Do unto others as you would have them do unto you. This admonition has not stopped us from treating others in ways which would outrage us were we the victims. Does it apply equally to men and to women, to all races, to children as well as to adults, to the unborn? You will get lip service paid to the principle by many, perhaps most, and still find yourself endlessly disagreeing as to how it should be applied. Chattel slavery exists and has done for almost all human history. I have just been reminded that Kant’s Categorical Imperative formulates the Golden Rule in philosophical terms.

You would like every other human on the planet to be extravagantly generous to you – me too. Which of us applies the Golden Rule like that? Do our obligations to our nearest and dearest apply equally to the stranger within our gates and to strangers outside our society? The question answers itself.
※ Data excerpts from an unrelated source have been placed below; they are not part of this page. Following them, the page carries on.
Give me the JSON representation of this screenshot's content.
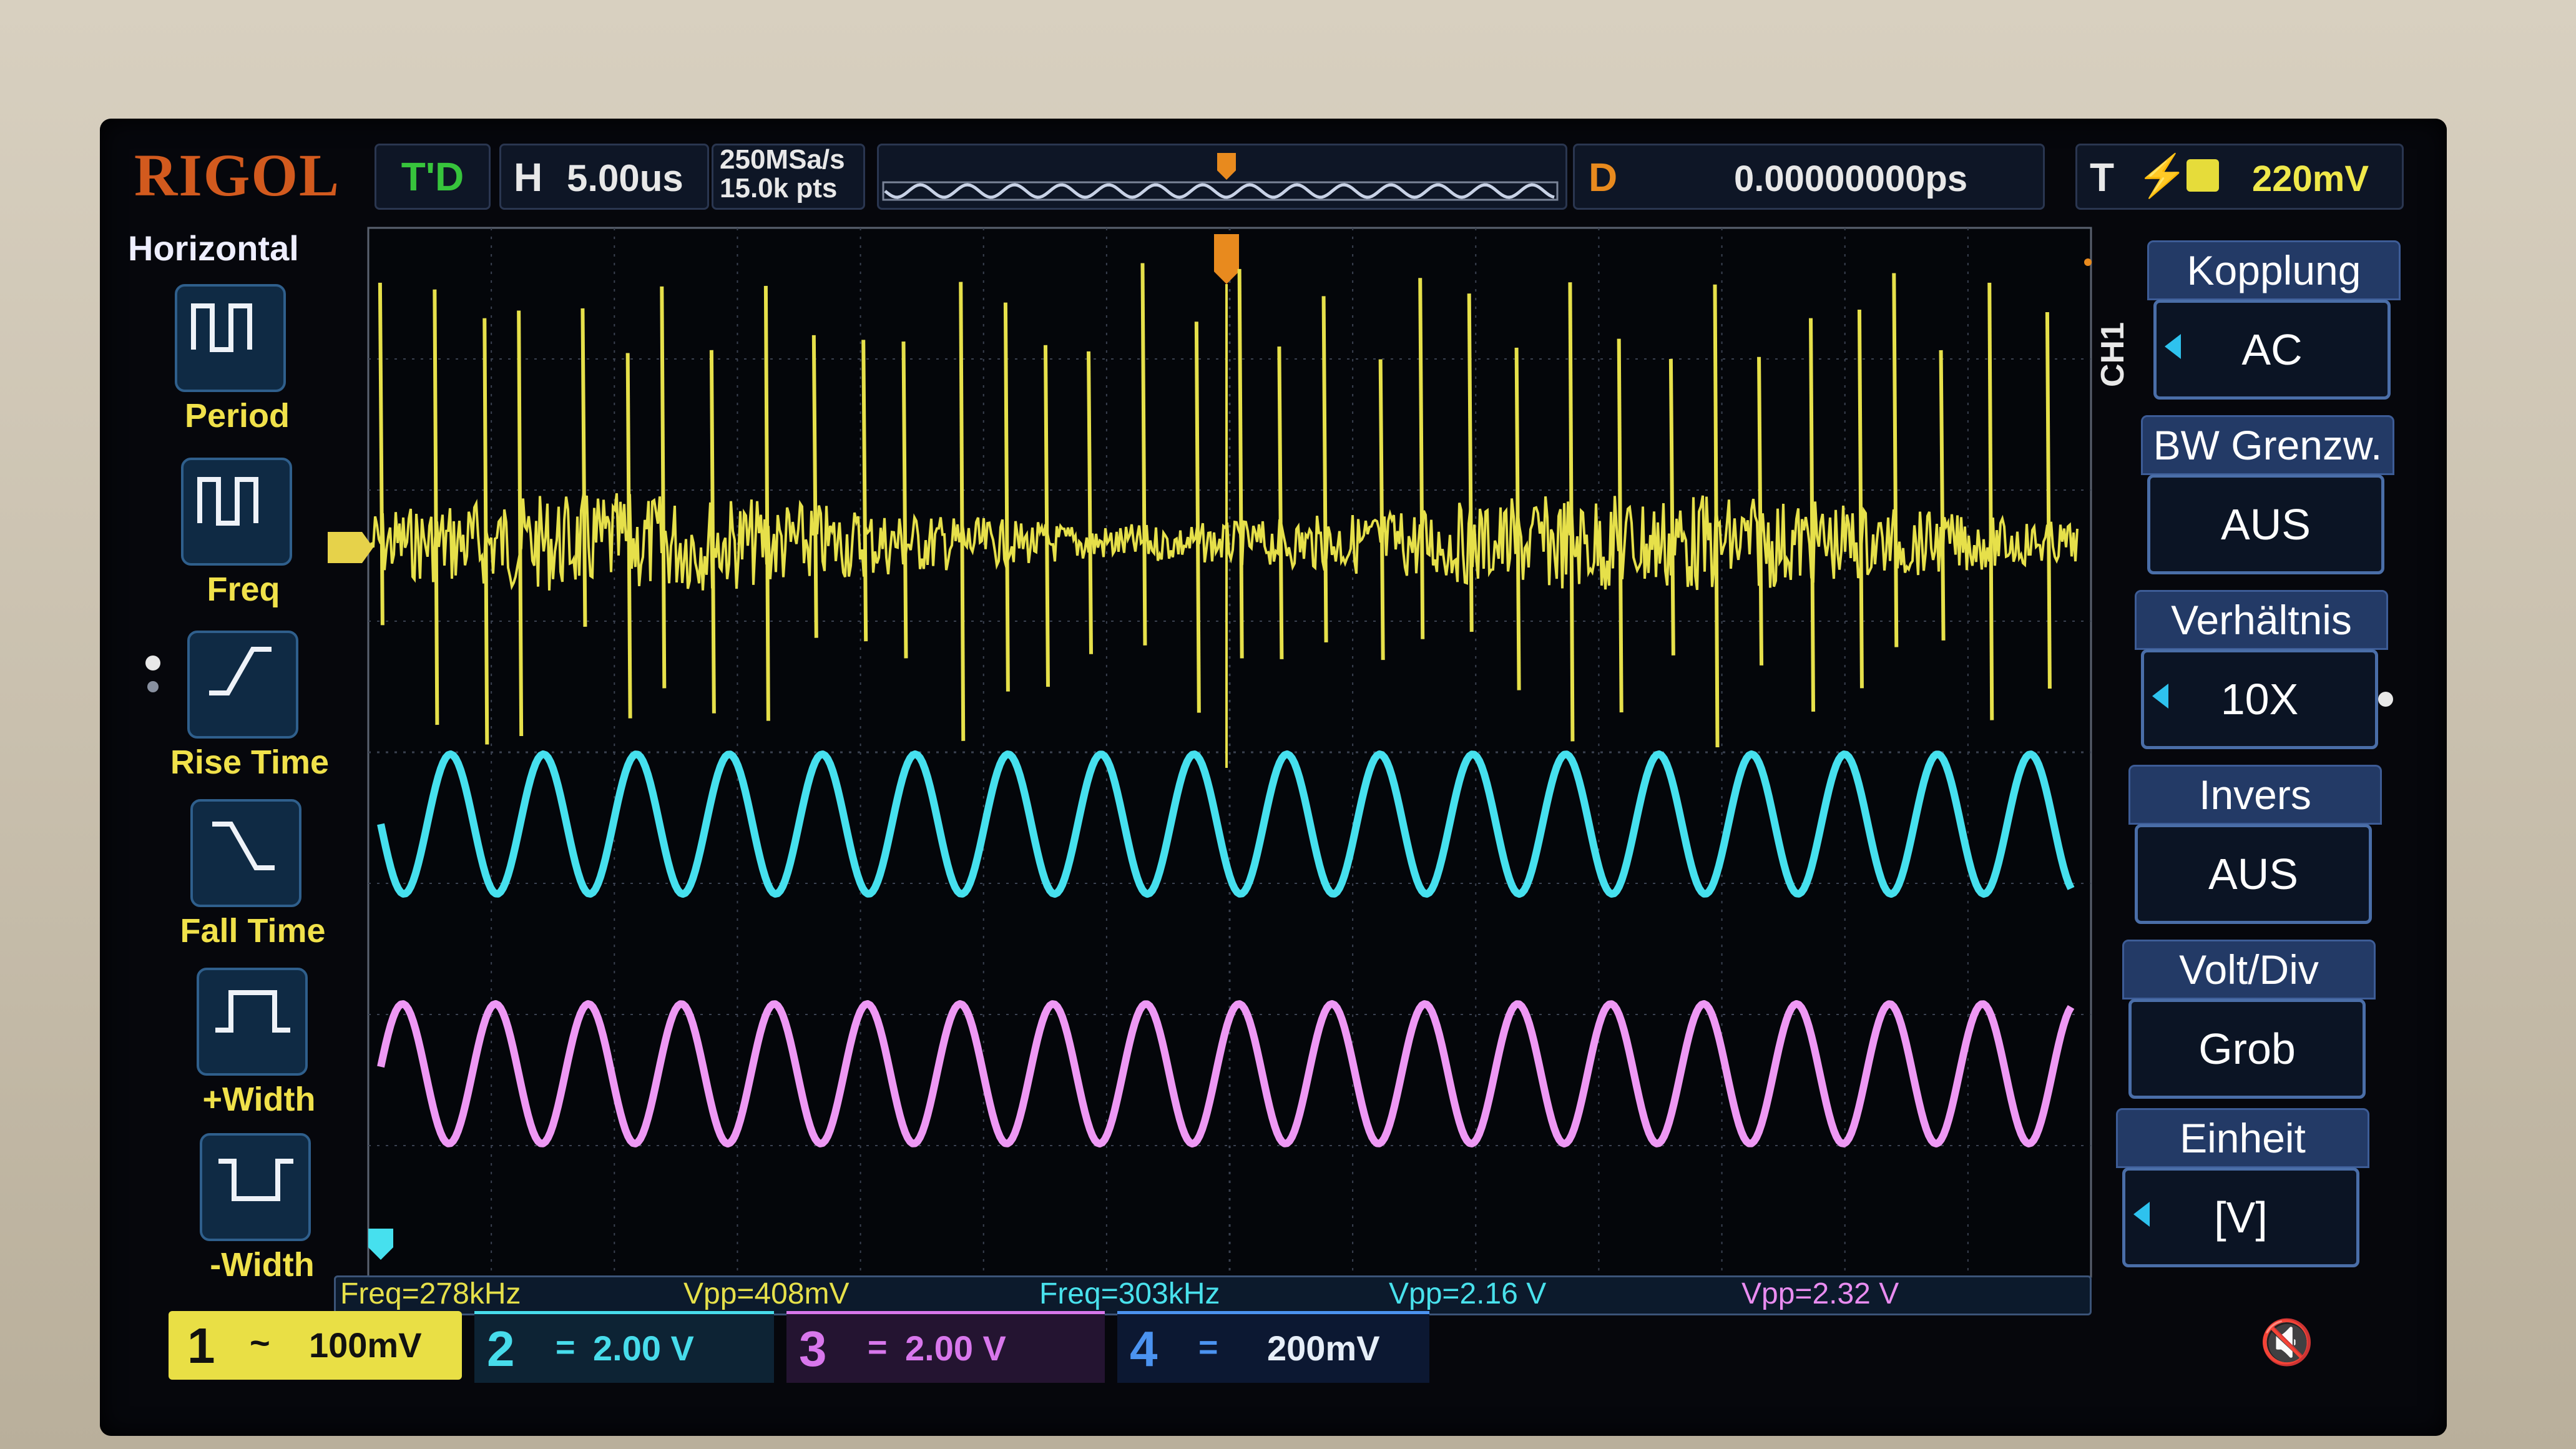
{
  "brand": "RIGOL",
  "top_bar": {
    "run_state": "T'D",
    "timebase_label": "H",
    "timebase_value": "5.00us",
    "sample_rate": "250MSa/s",
    "memory_depth": "15.0k pts",
    "delay_label": "D",
    "delay_value": "0.00000000ps",
    "trigger_label": "T",
    "trigger_edge": "rising",
    "trigger_source_ch": "1",
    "trigger_level": "220mV"
  },
  "measure_panel": {
    "title": "Horizontal",
    "items": [
      {
        "label": "Period",
        "icon": "period-icon"
      },
      {
        "label": "Freq",
        "icon": "freq-icon"
      },
      {
        "label": "Rise Time",
        "icon": "rise-time-icon"
      },
      {
        "label": "Fall Time",
        "icon": "fall-time-icon"
      },
      {
        "label": "+Width",
        "icon": "plus-width-icon"
      },
      {
        "label": "-Width",
        "icon": "minus-width-icon"
      }
    ]
  },
  "channel_menu": {
    "channel": "CH1",
    "items": [
      {
        "title": "Kopplung",
        "value": "AC"
      },
      {
        "title": "BW Grenzw.",
        "value": "AUS"
      },
      {
        "title": "Verhältnis",
        "value": "10X"
      },
      {
        "title": "Invers",
        "value": "AUS"
      },
      {
        "title": "Volt/Div",
        "value": "Grob"
      },
      {
        "title": "Einheit",
        "value": "[V]"
      }
    ]
  },
  "measurements": [
    {
      "text": "Freq=278kHz",
      "channel": 1
    },
    {
      "text": "Vpp=408mV",
      "channel": 1
    },
    {
      "text": "Freq=303kHz",
      "channel": 2
    },
    {
      "text": "Vpp=2.16 V",
      "channel": 2
    },
    {
      "text": "Vpp=2.32 V",
      "channel": 3
    }
  ],
  "channels": [
    {
      "number": "1",
      "coupling": "~",
      "scale": "100mV",
      "color": "#e9df45"
    },
    {
      "number": "2",
      "coupling": "=",
      "scale": "2.00 V",
      "color": "#47dceb"
    },
    {
      "number": "3",
      "coupling": "=",
      "scale": "2.00 V",
      "color": "#d877ec"
    },
    {
      "number": "4",
      "coupling": "=",
      "scale": "200mV",
      "color": "#4b93f0"
    }
  ],
  "colors": {
    "grid": "#3a4150",
    "ch1": "#e6e04a",
    "ch2": "#46e0ee",
    "ch3": "#ee98f4",
    "accent_menu": "#233a66",
    "brand": "#d25a1e"
  },
  "icons": {
    "mute": "mute-icon"
  }
}
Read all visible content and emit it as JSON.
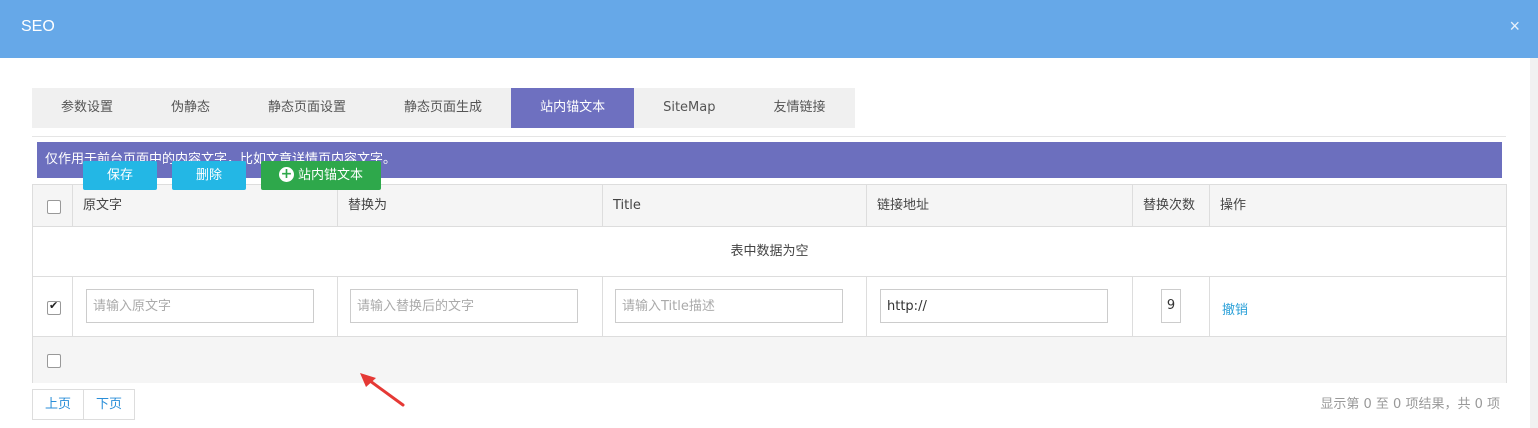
{
  "dialog": {
    "title": "SEO",
    "close_glyph": "×"
  },
  "tabs": [
    {
      "label": "参数设置",
      "active": false
    },
    {
      "label": "伪静态",
      "active": false
    },
    {
      "label": "静态页面设置",
      "active": false
    },
    {
      "label": "静态页面生成",
      "active": false
    },
    {
      "label": "站内锚文本",
      "active": true
    },
    {
      "label": "SiteMap",
      "active": false
    },
    {
      "label": "友情链接",
      "active": false
    }
  ],
  "notice": "仅作用于前台页面中的内容文字，比如文章详情页内容文字。",
  "table": {
    "headers": [
      "原文字",
      "替换为",
      "Title",
      "链接地址",
      "替换次数",
      "操作"
    ],
    "empty_message": "表中数据为空",
    "new_row": {
      "checked": true,
      "original_placeholder": "请输入原文字",
      "replace_placeholder": "请输入替换后的文字",
      "title_placeholder": "请输入Title描述",
      "url_value": "http://",
      "count_value": "9",
      "cancel_label": "撤销"
    }
  },
  "actions": {
    "save_label": "保存",
    "delete_label": "删除",
    "add_label": "站内锚文本"
  },
  "pager": {
    "prev_label": "上页",
    "next_label": "下页"
  },
  "info": "显示第 0 至 0 项结果，共 0 项",
  "colors": {
    "header": "#66a8e8",
    "tab_active": "#6e70c0",
    "notice": "#6c6fbe",
    "btn_blue": "#23b7e5",
    "btn_green": "#2ea84b",
    "annotation_arrow": "#e53935"
  }
}
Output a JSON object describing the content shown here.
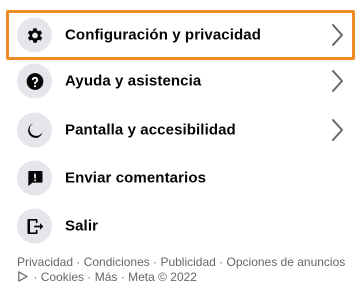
{
  "menu": {
    "items": [
      {
        "label": "Configuración y privacidad",
        "icon": "gear-icon",
        "has_chevron": true,
        "highlighted": true
      },
      {
        "label": "Ayuda y asistencia",
        "icon": "question-icon",
        "has_chevron": true
      },
      {
        "label": "Pantalla y accesibilidad",
        "icon": "moon-icon",
        "has_chevron": true
      },
      {
        "label": "Enviar comentarios",
        "icon": "feedback-icon",
        "has_chevron": false
      },
      {
        "label": "Salir",
        "icon": "logout-icon",
        "has_chevron": false
      }
    ]
  },
  "footer": {
    "links": {
      "privacy": "Privacidad",
      "terms": "Condiciones",
      "advertising": "Publicidad",
      "ad_choices": "Opciones de anuncios",
      "cookies": "Cookies",
      "more": "Más"
    },
    "copyright": "Meta © 2022",
    "separator": "·"
  },
  "colors": {
    "highlight_border": "#f08a24",
    "icon_bg": "#e4e6eb",
    "text": "#050505",
    "secondary_text": "#65676b"
  }
}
We are perhaps as far from answering my original question as ever in our thousands of years of history.

Wednesday, 13 May 2015

Reflections on the General Election 2015

I was in hospital during the election and its aftermath. I was terrified that Milliband would be the next prime minister, ruling with the support of the SNP.

I was as astonished as anybody that Cameron won an outright majority – and hugely relieved that my worst fears were not realised. I hope that he will continue to tackle the deficit. Of course, until he succeeds in getting it down to zero, the total debt will continue to rise. I hope we get the promised referendum on the EU sooner than later.

The catastrophe inflicted upon the Labour party and the Lib Dems is balm to my soul.

I was one of those who voted against AV when we were given an opportunity to do so. I have changed my mind. Our Electoral system is broken. UKIP polled more votes than the Lib Dems and the SNP combined. The SNP won 56 seats, I think. The Lib Dems won 8. UKIP won 1. This is an absurd outcome. ‘First past the post’ sort of worked when there were essentially two political parties. It doesn’t work anymore. Millions of voters have been disenfranchised. Not good.